In Judge Bledsoe’s decision last week in Battles v. Bywater, LLC, 2014 NCBC 52, the Court found that one of the 50% owners of two LLCs which were defendants did not have the power to hire counsel for the LLCs, either under the default provisions of the LLC Act or the terms of the Operating Agreement of one of the LLCs.
There is nothing new in holding that one 50% member does not have the power to retain counsel for the LLC in a lawsuit against the other 50% member. The Court of Appeals held seven years ago, in Crouse v. Mineo, 189 N.C. App. 232, 658 S.E.2d 33 (2007) that:
a fifty percent LLC member ‘lacked authority to cause [the LLC] to institute [an] . . . action on its own behalf’ against the other fifty percent LLC member).

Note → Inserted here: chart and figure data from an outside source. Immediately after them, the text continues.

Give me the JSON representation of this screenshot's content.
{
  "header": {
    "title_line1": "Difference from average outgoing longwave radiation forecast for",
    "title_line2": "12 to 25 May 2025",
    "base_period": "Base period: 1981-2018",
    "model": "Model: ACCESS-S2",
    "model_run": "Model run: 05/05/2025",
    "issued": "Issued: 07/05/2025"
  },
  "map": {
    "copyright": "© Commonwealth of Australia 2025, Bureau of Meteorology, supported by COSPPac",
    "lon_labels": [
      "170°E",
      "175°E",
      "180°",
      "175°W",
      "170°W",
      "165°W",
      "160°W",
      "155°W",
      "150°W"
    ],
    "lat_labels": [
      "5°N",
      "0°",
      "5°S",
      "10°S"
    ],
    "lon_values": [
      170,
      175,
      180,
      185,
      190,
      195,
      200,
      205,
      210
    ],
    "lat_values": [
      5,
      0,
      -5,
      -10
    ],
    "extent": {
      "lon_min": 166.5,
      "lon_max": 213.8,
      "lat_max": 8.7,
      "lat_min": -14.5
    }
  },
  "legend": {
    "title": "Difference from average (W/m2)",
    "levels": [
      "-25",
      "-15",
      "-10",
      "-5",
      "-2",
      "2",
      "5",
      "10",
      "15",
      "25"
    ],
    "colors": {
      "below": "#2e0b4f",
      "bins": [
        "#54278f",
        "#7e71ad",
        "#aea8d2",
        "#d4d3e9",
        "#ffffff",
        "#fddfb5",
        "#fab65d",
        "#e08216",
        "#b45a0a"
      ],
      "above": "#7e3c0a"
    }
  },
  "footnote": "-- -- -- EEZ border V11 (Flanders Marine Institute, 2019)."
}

Id. at 239, 658 S.E.2d 37-38.
The Business Court rejected the Plaintiff’s argument that he, as a 50% owner of the LLCs, had the authority under the new LLC Act to hire counsel without the consent of his adversarial member.
Judge Bledsoe struck all of the filings made in the case by the lawyers for the LLC, though "without prejudice to Defendants’ right to refile these or other legally supportable and permissible documents after retention of new counsel." Op. ¶52.

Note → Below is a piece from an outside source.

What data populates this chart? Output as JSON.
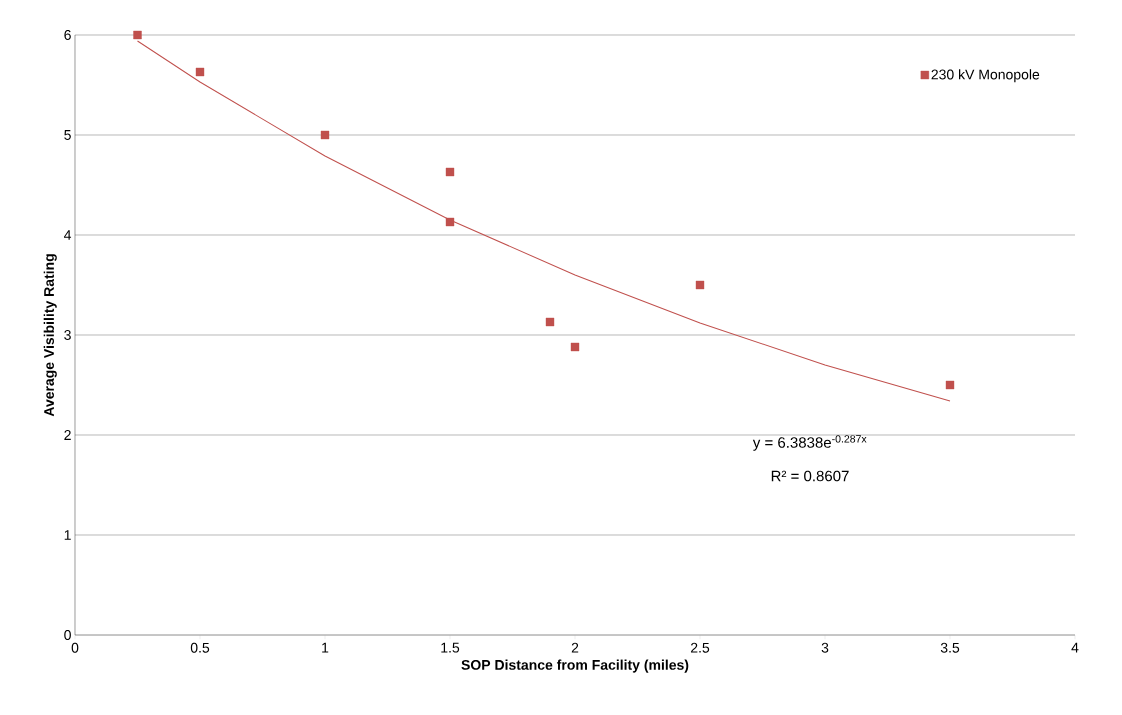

That’s an expensive ruling for the lawyers who had been retained without proper authorization to represent the LLCs. They had represented to the Court that they were owed $85,000 in legal fees by the LLCs that they were disqualified from representing.
Apart from guidance from the Bywater case of the necessary approval of the LLC members for an LLC representation, the case also makes clear that a management deadlock is a valid basis for dissolving an LLC per G.S. §57D-6-02(2).
Deadlock was formerly mentioned specifically in the dissolution statute (in the former G.S. §57C-6-02(2)), but the revised act deleted any reference to "deadlock" as a basis for dissolution in G.S. §57D-6-02.
Judge Bledsoe found that since the statute now allows dissolution where "it is not practicable to conduct the LLC’s business," that this embraces deadlock. He supported that conclusion with reference to the similar language of the Delaware LLC Act. The Delaware Court of Chancery held in Fisk Ventures, LLC v. Segal, 2009 Del. Ch. LEXIS 7 (Del. Ch. 2009) that if:
a board deadlock prevents the limited liability company from operating or from furthering its stated business purpose, it is not reasonably practicable for the company to carry on its business.